Low-dimensional Structures and Deep Models for High-dimensional Data
Abstract: In this talk, we will discuss a class of models and techniques that can effectively model and extract rich low-dimensional structures in high-dimensional data such as images and videos, despite nonlinear transformation, gross corruption, or severely compressed measurements. This work leverages recent advancements in convex optimization from Compressive Sensing for recovering low-rank or sparse signals that provide both strong theoretical guarantees and efficient and scalable algorithms for solving such high-dimensional combinatorial problems. We illustrate how these new mathematical models and tools could bring disruptive changes to solutions to many challenging tasks in computer vision, image processing, and pattern recognition. We will also illustrate some emerging applications of these tools to other data types such as 3D range data, web documents, image tags, bioinformatics data, audio/music analysis, etc. Throughout the talk, we will discuss strong connections of algorithms from Compressive Sensing with other popular data-driven models such as Deep Neural Networks, providing some new perspectives to understand Deep Learning. This is joint work with John Wright of Columbia, Emmanuel Candes of Stanford, Zhouchen Lin of Peking University, Shenghua Gao of ShanghaiTech, and my former students Zhengdong Zhang of MIT, Xiao Liang of Tsinghua University, Arvind Ganesh, Zihan Zhou, Kerui Min of UIUC.

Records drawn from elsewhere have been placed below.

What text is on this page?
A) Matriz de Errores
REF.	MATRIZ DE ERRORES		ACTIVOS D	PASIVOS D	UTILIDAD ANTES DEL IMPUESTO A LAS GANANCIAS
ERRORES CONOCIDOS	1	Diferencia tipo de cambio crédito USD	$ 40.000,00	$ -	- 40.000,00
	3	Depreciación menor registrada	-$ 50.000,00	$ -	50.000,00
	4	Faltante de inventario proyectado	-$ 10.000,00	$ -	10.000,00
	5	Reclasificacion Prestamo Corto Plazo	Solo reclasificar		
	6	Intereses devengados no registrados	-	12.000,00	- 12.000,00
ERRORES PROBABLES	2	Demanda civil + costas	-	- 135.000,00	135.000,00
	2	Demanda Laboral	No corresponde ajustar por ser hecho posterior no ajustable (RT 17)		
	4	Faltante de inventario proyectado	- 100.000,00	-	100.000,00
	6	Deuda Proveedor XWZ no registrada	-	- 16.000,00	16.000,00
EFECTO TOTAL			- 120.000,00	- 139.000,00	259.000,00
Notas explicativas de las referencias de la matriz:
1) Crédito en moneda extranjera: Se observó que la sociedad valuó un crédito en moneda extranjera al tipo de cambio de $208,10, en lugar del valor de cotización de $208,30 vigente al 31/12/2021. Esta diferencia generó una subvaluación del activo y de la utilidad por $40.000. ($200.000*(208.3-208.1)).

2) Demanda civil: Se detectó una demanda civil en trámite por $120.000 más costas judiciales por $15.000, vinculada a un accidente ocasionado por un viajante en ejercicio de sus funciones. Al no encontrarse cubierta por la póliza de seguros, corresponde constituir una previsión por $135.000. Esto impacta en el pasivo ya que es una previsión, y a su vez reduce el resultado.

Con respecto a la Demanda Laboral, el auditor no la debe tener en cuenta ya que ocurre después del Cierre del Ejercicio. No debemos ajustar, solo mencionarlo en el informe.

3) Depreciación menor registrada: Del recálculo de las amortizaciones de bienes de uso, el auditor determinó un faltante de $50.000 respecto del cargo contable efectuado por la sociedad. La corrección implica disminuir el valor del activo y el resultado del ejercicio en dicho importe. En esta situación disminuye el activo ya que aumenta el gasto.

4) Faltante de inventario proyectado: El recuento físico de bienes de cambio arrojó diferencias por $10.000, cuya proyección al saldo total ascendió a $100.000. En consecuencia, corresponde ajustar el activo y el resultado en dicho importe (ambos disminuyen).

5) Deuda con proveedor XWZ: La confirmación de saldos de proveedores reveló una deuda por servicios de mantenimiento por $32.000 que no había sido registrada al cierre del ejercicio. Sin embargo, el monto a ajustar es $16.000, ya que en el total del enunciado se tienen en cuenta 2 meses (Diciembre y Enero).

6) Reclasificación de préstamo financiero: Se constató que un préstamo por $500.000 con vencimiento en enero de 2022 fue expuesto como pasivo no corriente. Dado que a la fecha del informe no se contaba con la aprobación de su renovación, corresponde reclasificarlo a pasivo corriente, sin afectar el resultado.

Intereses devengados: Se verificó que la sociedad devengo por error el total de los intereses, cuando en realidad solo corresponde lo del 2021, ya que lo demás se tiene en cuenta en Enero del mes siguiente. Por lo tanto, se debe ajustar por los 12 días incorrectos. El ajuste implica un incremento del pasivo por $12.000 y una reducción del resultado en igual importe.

Yi Ma is a professor at the EECS Department of UC Berkeley. He has been a professor and the executive dean of the School of Information and Science and Technology, ShanghaiTech University, China from 2014 to 2017. From 2009 to early 2014, he was a Principal Researcher and the Research Manager of the Visual Computing group at Microsoft Research in Beijing. From 2000 to 2011, he was an assistant and associate professor at the Electrical & Computer Engineering Department of the University of Illinois at Urbana-Champaign. His main research interest is in computer vision, data science, and systems theory. Yi Ma received his Bachelors’ degree in Automation and Applied Mathematics from Tsinghua University (Beijing, China) in 1995, a Master of Science degree in EECS in 1997, a Master of Arts degree in Mathematics in 2000, and a PhD degree in EECS in 2000, all from the University of California at Berkeley. Yi Ma received the David Marr Best Paper Prize at the International Conference on Computer Vision 1999, the Longuet-Higgins Best Paper Prize (honorable mention) at the European Conference on Computer Vision 2004, and the Sang Uk Lee Best Student Paper Award with his students at the Asian Conference on Computer Vision in 2009. He also received the CAREER Award from the National Science Foundation in 2004 and the Young Investigator Award from the Office of Naval Research in 2005. He has written two textbooks: “An Invitation to 3-D Vision” published in 2004, and “Generalized Principal Component Analysis” published in 2016, all by Springer. He was an associate editor of IEEE Transactions on Pattern Analysis and Machine Intelligence (TPAMI), the International Journal of Computer Vision (IJCV), and IEEE transactions on Information Theory (TIT). He is currently an associate editor of the IMA journal on Information and Inference, SIAM journal on Imaging Sciences, SIAM journal on Mathematics of Data Science, IEEE Signal Processing Magazine. He has served as a Program Chair for ICCV 2013 and a General Chair for ICCV 2015. He is a Fellow of both IEEE and ACM. He is ranked the World's Highly Cited Researchers of 2016 by Clarivate Analytics of Thomson Reuters and is among Top 50 of the Most Influential Authors in Computer Science of the World, ranked by Semantic Scholar, reported by Science Magazine, April 2016.